Pumpkin Cinnamon Soup is a warm, middle eastern feeling soup that will cause you to crinkle your toes it is so surprisingly good. 
Prep Time10 mins
Cook Time15 mins
Total Time25 mins
Course: Soup
Cuisine: American
Keyword: pumpkin cinnamon soup
Servings: 6 servings
Calories: 280kcal
Author: Loaves and Dishes

Ingredients

  • 2 tbs unsalted butter
  • 1 large fist size – or equivalent amount shallot - minced
  • 6 cups chicken broth if you can make your own or get the fresh from the supermarket – that is the best.
  • 2 cups pumpkin puree not pumpkin pie filling
  • 1 ½ tsp salt
  • 1 tsp cinnamon
  • 1 ½ tsp cumin
  • ½ tsp nutmeg
  • ½ tsp white pepper
  • 2 tsp raw sugar
  • 1 chicken bullion cube
  • ½ tsp garlic powder
  • 6 oz tomato paste
  • ½ cup cream
  • Juice of ½ lemon
  • Cream parsley, cinnamon sprinkles for garnish

Instructions

  • In a heavy stock pot, over medium heat, melt the butter. When melted, add the minced shallot and cook till translucent – about 2-3 minutes. Add the chicken broth and the pumpkin puree and mix well with a wooden spoon. Heat until heated through.
  • If you have an immersion blender, blend the mixture until the shallots are completely blended/pureed and there are no lumps or strings in the pumpkin. If (like me) you only have a regular blender, pour the mixture into the blender and blend on a medium high speed until smooth and then return to the stock pot and return to medium heat.
  • Add the remaining items (except the lemon juice and the garnish) one at a time and mixing well after each addition.
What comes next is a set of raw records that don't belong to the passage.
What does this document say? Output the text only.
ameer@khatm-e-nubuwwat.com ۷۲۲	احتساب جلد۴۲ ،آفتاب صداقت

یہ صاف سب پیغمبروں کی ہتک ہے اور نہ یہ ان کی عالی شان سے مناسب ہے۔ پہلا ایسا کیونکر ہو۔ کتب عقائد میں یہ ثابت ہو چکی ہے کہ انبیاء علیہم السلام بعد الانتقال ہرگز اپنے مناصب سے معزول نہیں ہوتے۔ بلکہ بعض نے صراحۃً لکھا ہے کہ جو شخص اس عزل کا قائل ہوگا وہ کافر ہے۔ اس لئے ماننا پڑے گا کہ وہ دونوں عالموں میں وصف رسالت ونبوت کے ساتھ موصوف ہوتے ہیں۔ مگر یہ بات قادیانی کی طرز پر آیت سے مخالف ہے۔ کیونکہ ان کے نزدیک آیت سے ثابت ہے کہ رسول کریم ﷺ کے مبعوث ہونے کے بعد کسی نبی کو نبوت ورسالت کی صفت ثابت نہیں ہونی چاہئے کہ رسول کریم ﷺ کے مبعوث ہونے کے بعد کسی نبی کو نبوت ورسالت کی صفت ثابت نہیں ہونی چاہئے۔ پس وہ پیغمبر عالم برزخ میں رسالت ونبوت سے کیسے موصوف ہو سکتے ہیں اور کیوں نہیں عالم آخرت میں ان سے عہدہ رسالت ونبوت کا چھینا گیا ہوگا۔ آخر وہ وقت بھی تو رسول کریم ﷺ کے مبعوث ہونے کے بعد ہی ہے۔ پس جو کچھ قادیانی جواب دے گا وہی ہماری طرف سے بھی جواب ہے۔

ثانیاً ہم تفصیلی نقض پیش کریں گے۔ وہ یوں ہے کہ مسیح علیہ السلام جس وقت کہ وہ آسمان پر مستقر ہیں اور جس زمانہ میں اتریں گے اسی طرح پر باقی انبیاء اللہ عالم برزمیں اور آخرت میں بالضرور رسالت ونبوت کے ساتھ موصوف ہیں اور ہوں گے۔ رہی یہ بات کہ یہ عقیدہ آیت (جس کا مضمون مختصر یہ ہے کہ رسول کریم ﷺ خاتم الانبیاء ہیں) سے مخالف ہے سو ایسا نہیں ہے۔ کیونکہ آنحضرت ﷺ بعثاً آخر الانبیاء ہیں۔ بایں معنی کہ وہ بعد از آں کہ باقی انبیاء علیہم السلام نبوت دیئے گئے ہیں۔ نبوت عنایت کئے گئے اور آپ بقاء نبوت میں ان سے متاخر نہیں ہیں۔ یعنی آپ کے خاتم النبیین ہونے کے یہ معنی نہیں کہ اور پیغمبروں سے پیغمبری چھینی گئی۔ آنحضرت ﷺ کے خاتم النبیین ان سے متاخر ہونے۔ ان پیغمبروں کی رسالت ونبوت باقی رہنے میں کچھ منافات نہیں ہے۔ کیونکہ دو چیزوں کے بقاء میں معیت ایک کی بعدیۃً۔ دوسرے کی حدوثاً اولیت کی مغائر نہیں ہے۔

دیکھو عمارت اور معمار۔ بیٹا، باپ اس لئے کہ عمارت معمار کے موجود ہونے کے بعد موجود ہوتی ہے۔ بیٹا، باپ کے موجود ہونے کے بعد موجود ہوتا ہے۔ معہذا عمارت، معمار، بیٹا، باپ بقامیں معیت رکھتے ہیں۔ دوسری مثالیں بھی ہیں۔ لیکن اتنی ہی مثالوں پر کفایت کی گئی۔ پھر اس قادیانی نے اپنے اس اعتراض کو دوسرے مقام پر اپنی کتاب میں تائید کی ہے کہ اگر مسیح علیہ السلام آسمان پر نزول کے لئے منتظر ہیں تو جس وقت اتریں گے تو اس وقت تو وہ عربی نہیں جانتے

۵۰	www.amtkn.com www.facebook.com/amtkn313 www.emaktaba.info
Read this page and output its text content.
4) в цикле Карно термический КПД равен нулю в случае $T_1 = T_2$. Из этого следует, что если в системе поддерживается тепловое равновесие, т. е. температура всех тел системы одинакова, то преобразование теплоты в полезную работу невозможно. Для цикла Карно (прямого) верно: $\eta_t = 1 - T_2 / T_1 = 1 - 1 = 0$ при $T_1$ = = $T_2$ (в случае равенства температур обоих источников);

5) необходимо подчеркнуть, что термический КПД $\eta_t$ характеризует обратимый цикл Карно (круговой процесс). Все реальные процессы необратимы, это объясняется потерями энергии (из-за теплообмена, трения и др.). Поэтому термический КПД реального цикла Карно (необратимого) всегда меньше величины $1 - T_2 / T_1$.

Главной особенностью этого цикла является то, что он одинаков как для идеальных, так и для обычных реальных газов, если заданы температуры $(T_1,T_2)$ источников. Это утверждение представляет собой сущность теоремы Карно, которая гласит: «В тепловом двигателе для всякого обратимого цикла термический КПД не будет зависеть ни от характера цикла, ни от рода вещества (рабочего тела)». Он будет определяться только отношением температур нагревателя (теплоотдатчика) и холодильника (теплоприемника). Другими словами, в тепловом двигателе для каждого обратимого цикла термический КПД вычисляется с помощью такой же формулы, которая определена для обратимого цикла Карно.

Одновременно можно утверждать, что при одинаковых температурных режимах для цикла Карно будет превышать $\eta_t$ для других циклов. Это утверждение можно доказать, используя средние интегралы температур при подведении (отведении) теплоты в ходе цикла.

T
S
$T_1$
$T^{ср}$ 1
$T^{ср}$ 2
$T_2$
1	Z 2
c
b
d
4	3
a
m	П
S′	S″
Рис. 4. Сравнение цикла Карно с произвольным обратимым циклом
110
It takes some stirring to incorporate the tomato paste and you have to give the bullion cube a few minutes to dissolve – just keep stirring. Adjust heat as needed so that the soup doesn’t boil. Simmer is ok.
  • When all is added and the soup is completely hot throughout and simmering, add the lemon juice, stir and turn the heat off.
  • Serve in individual bowls, garnish with cream, parsley and a sprinkle of cinnamon.

Notes

You'll want to hold off on the tomato ingredients, but trust me, don't do it.